De regreso en Bogotá y con algunos días de diferencia, fui invitado a conocer la subasta que ahora se tomaba la capital de Colombia. Nuevamente miles de falsos imaginarios se derribaron con tan solo ingresar al hotel en que se llevaba acabo el evento, que duraría una semana completa. Compradores de distintas partes del mundo visitaron nuestro país para, por primera vez, encontrar una oferta de casi 115.000 quilates de esmeraldas repartidos en más de 30 lotes. Las gemas, separadas por su calidad, pureza, forma y otra serie de características, fueron analizadas por expertos nacionales e internacionales, que luego podían hacer sus ofertas en una plataforma digital que sería supervisada por la casa de subastas de diamantes y piedras preciosas, más antigua del mundo. ¿Alguien en Colombia se imaginaba algo así hace 30 años?
Tan impresionante me resultó ver las más finas esmeraldas de esta subasta, como la atención y cuidado con que los potenciales compradores apreciaban cada milímetro de las piedras que se presentaban en bruto, y que parecían ya trabajadas por las finas manos del más experto tallador.

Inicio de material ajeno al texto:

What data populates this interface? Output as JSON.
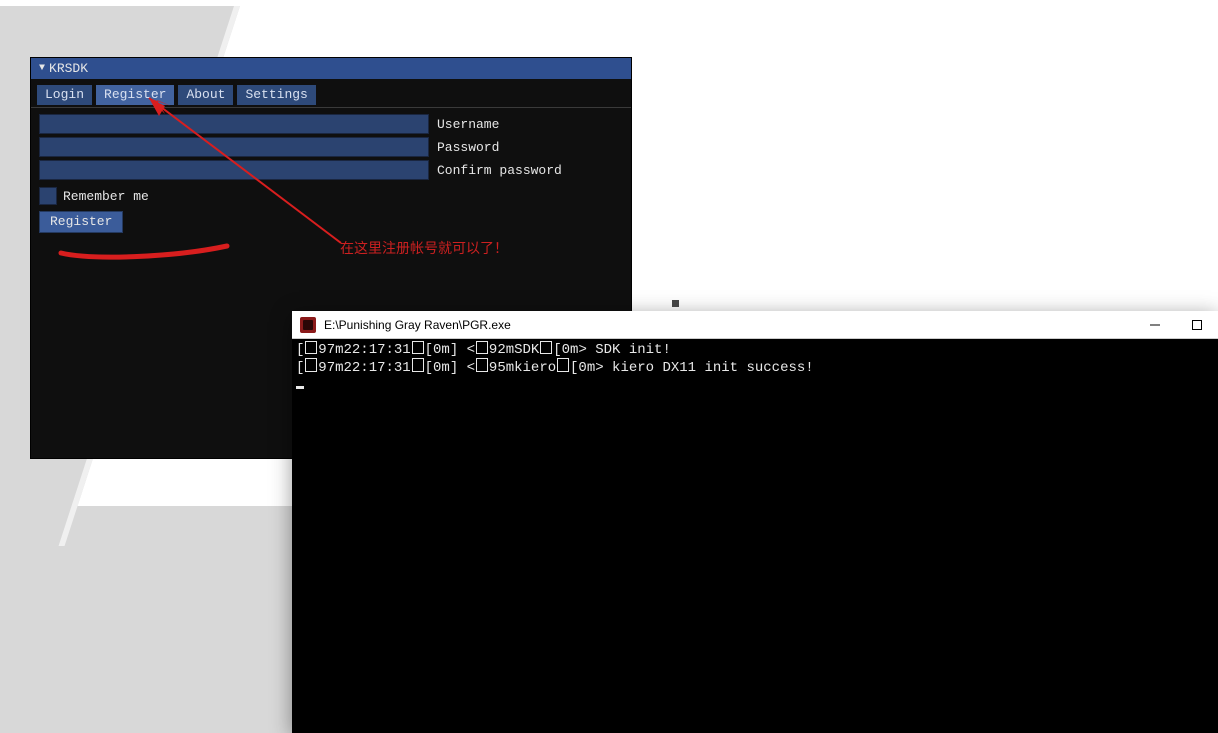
{
  "krsdk": {
    "title": "KRSDK",
    "tabs": {
      "login": "Login",
      "register": "Register",
      "about": "About",
      "settings": "Settings",
      "active": "register"
    },
    "fields": {
      "username": {
        "label": "Username",
        "value": ""
      },
      "password": {
        "label": "Password",
        "value": ""
      },
      "confirm": {
        "label": "Confirm password",
        "value": ""
      }
    },
    "remember": {
      "label": "Remember me",
      "checked": false
    },
    "submit_label": "Register"
  },
  "annotation": {
    "text": "在这里注册帐号就可以了！"
  },
  "console": {
    "title": "E:\\Punishing Gray Raven\\PGR.exe",
    "lines": [
      {
        "time": "97m22:17:31",
        "tag": "92mSDK",
        "msg": "SDK init!"
      },
      {
        "time": "97m22:17:31",
        "tag": "95mkiero",
        "msg": "kiero DX11 init success!"
      }
    ]
  }
}
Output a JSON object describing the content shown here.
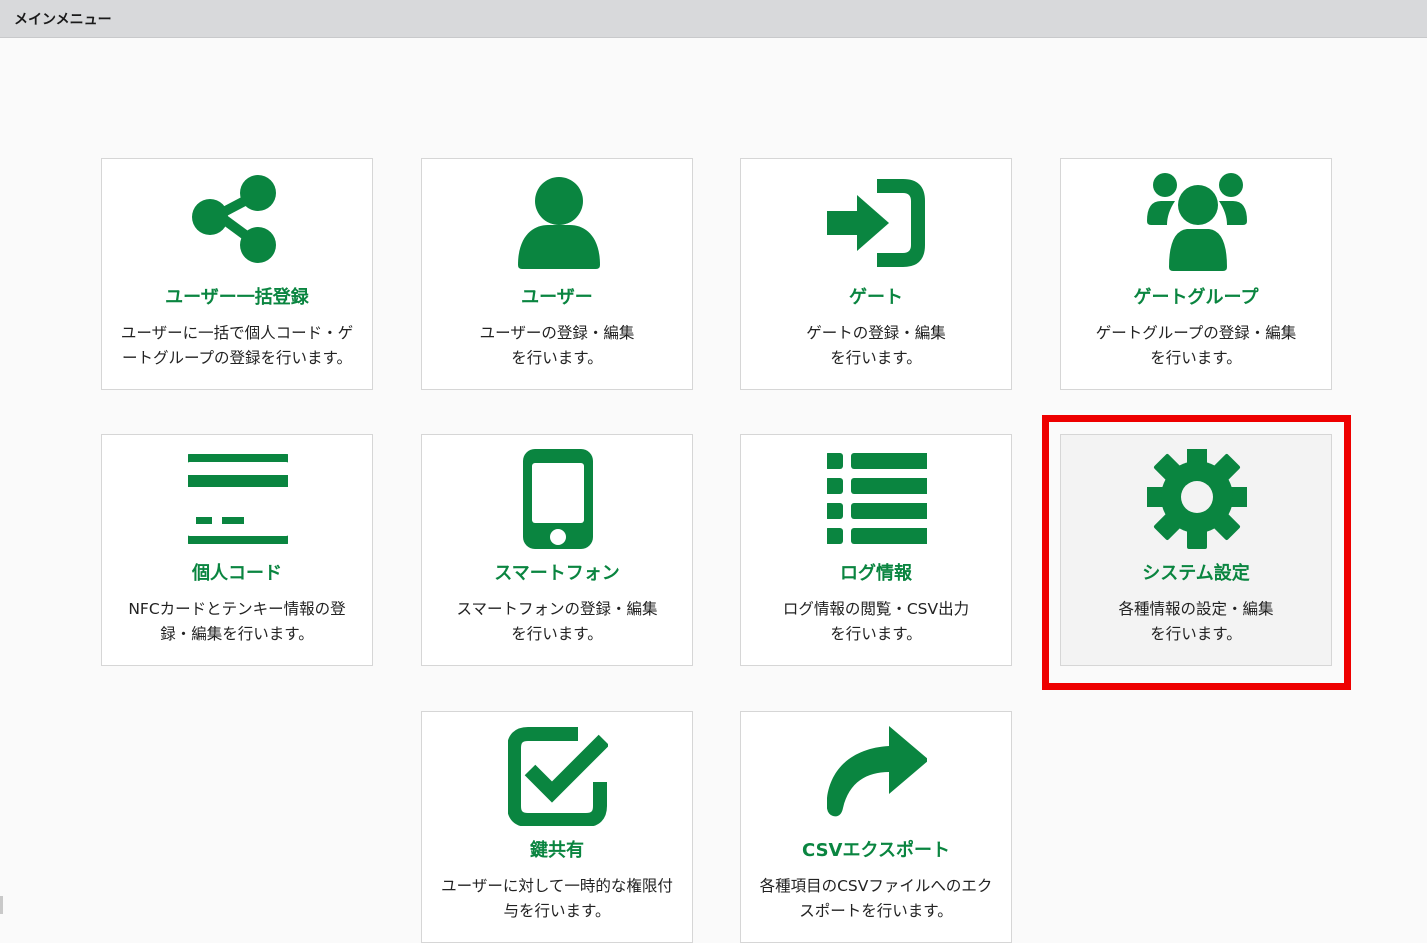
{
  "window": {
    "title": "メインメニュー"
  },
  "accent_color": "#0a8540",
  "highlight_color": "#ee0000",
  "tiles": [
    {
      "icon": "share-icon",
      "label": "ユーザー一括登録",
      "desc": [
        "ユーザーに一括で個人コード・ゲ",
        "ートグループの登録を行います。"
      ]
    },
    {
      "icon": "user-icon",
      "label": "ユーザー",
      "desc": [
        "ユーザーの登録・編集",
        "を行います。"
      ]
    },
    {
      "icon": "sign-in-icon",
      "label": "ゲート",
      "desc": [
        "ゲートの登録・編集",
        "を行います。"
      ]
    },
    {
      "icon": "users-icon",
      "label": "ゲートグループ",
      "desc": [
        "ゲートグループの登録・編集",
        "を行います。"
      ]
    },
    {
      "icon": "credit-card-icon",
      "label": "個人コード",
      "desc": [
        "NFCカードとテンキー情報の登",
        "録・編集を行います。"
      ]
    },
    {
      "icon": "mobile-phone-icon",
      "label": "スマートフォン",
      "desc": [
        "スマートフォンの登録・編集",
        "を行います。"
      ]
    },
    {
      "icon": "list-icon",
      "label": "ログ情報",
      "desc": [
        "ログ情報の閲覧・CSV出力",
        "を行います。"
      ]
    },
    {
      "icon": "gear-icon",
      "label": "システム設定",
      "desc": [
        "各種情報の設定・編集",
        "を行います。"
      ]
    },
    {
      "icon": "checkbox-icon",
      "label": "鍵共有",
      "desc": [
        "ユーザーに対して一時的な権限付",
        "与を行います。"
      ]
    },
    {
      "icon": "share-arrow-icon",
      "label": "CSVエクスポート",
      "desc": [
        "各種項目のCSVファイルへのエク",
        "スポートを行います。"
      ]
    }
  ]
}
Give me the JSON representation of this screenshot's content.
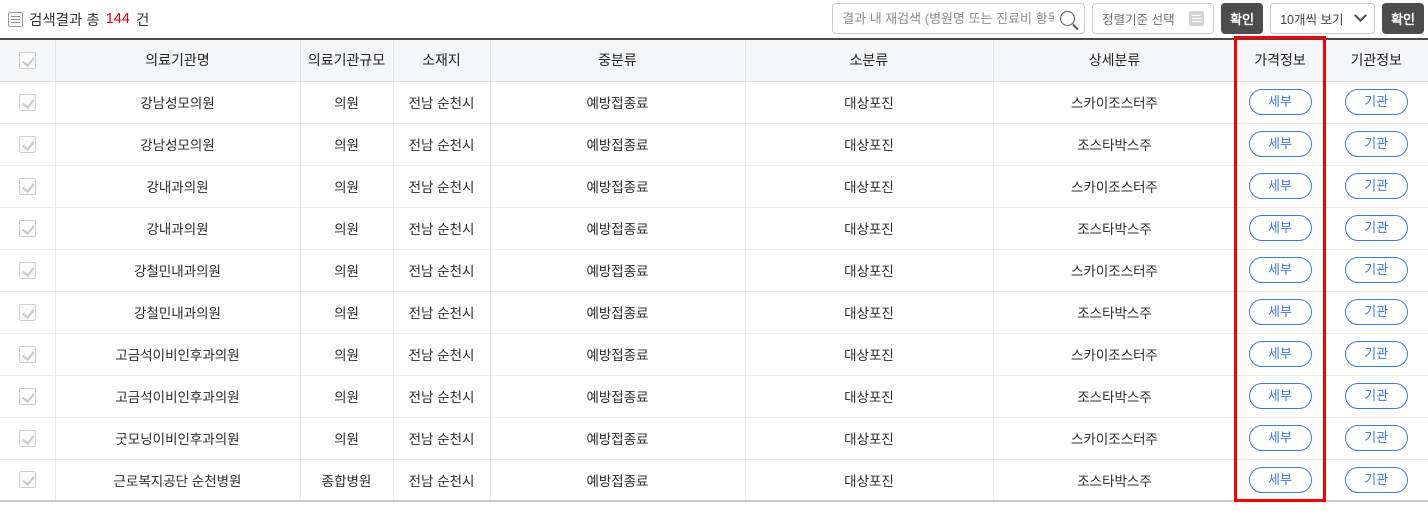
{
  "header": {
    "list_icon": "list-icon",
    "summary_prefix": "검색결과 총",
    "count": "144",
    "summary_suffix": "건"
  },
  "search": {
    "placeholder": "결과 내 재검색 (병원명 또는 진료비 항목)",
    "value": "",
    "search_icon": "search-icon",
    "sort_label": "정렬기준 선택",
    "sort_icon": "sort-list-icon",
    "sort_confirm_label": "확인",
    "perpage_label": "10개씩 보기",
    "perpage_chevron": "chevron-down-icon",
    "perpage_confirm_label": "확인"
  },
  "table": {
    "columns": [
      "",
      "의료기관명",
      "의료기관규모",
      "소재지",
      "중분류",
      "소분류",
      "상세분류",
      "가격정보",
      "기관정보"
    ],
    "price_button_label": "세부",
    "org_button_label": "기관",
    "rows": [
      {
        "name": "강남성모의원",
        "size": "의원",
        "region": "전남 순천시",
        "mid": "예방접종료",
        "sub": "대상포진",
        "detail": "스카이조스터주"
      },
      {
        "name": "강남성모의원",
        "size": "의원",
        "region": "전남 순천시",
        "mid": "예방접종료",
        "sub": "대상포진",
        "detail": "조스타박스주"
      },
      {
        "name": "강내과의원",
        "size": "의원",
        "region": "전남 순천시",
        "mid": "예방접종료",
        "sub": "대상포진",
        "detail": "스카이조스터주"
      },
      {
        "name": "강내과의원",
        "size": "의원",
        "region": "전남 순천시",
        "mid": "예방접종료",
        "sub": "대상포진",
        "detail": "조스타박스주"
      },
      {
        "name": "강철민내과의원",
        "size": "의원",
        "region": "전남 순천시",
        "mid": "예방접종료",
        "sub": "대상포진",
        "detail": "스카이조스터주"
      },
      {
        "name": "강철민내과의원",
        "size": "의원",
        "region": "전남 순천시",
        "mid": "예방접종료",
        "sub": "대상포진",
        "detail": "조스타박스주"
      },
      {
        "name": "고금석이비인후과의원",
        "size": "의원",
        "region": "전남 순천시",
        "mid": "예방접종료",
        "sub": "대상포진",
        "detail": "스카이조스터주"
      },
      {
        "name": "고금석이비인후과의원",
        "size": "의원",
        "region": "전남 순천시",
        "mid": "예방접종료",
        "sub": "대상포진",
        "detail": "조스타박스주"
      },
      {
        "name": "굿모닝이비인후과의원",
        "size": "의원",
        "region": "전남 순천시",
        "mid": "예방접종료",
        "sub": "대상포진",
        "detail": "스카이조스터주"
      },
      {
        "name": "근로복지공단 순천병원",
        "size": "종합병원",
        "region": "전남 순천시",
        "mid": "예방접종료",
        "sub": "대상포진",
        "detail": "조스타박스주"
      }
    ]
  },
  "colors": {
    "highlight_border": "#fb0000",
    "pill_blue": "#3c7ae4",
    "count_red": "#e8000d",
    "confirm_dark": "#4c4c4c"
  }
}
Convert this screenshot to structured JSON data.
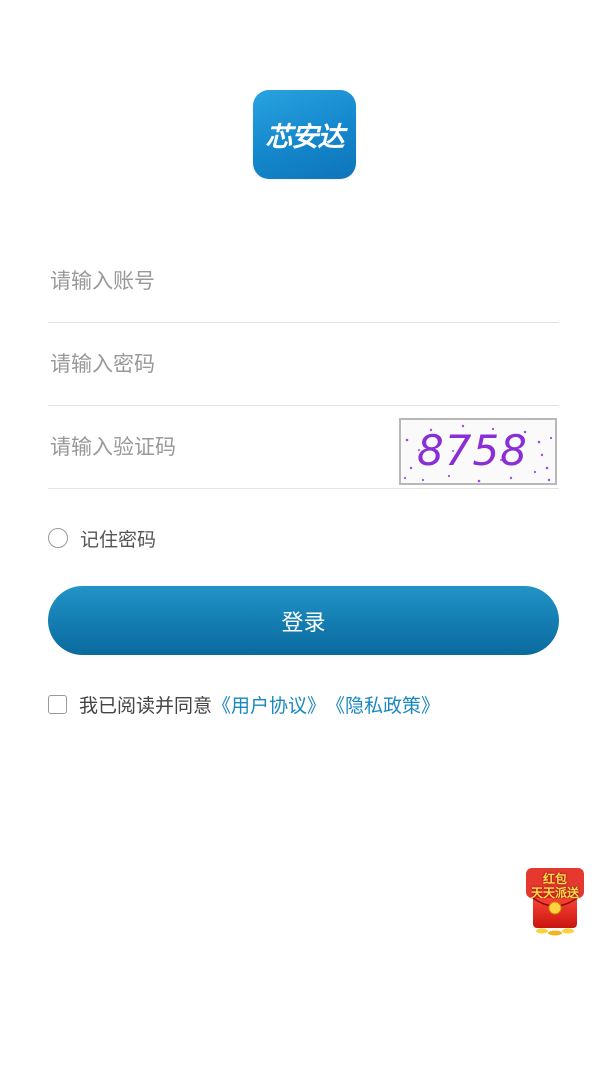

Cuánto hemos perdido como país por seguir con los viejos estereotipos y con nuestros pensamientos tan “pueblerinos”. Enmarcamos a sectores completos y a sus profesionales en obsoletos conceptos que nos impiden ver el gran potencial en el que, desde lejos, otros apuestan con la más fuerte energía.
Tenemos que volver a creer en lo nuestro, pero sobre todo en los nuestros, porque siempre hemos sido más los que estamos dispuestos a sumar que a dividir. Desconfiando unos de otros, hemos perdido oportunidades de exhibir lo bello que tiene Colombia y convertirlo en grandes industrias que ayuden a empujar las más significativas transformaciones que requiere nuestra sociedad.
Hoy podemos ver en distintos colores, y el verde debe ser uno de ellos.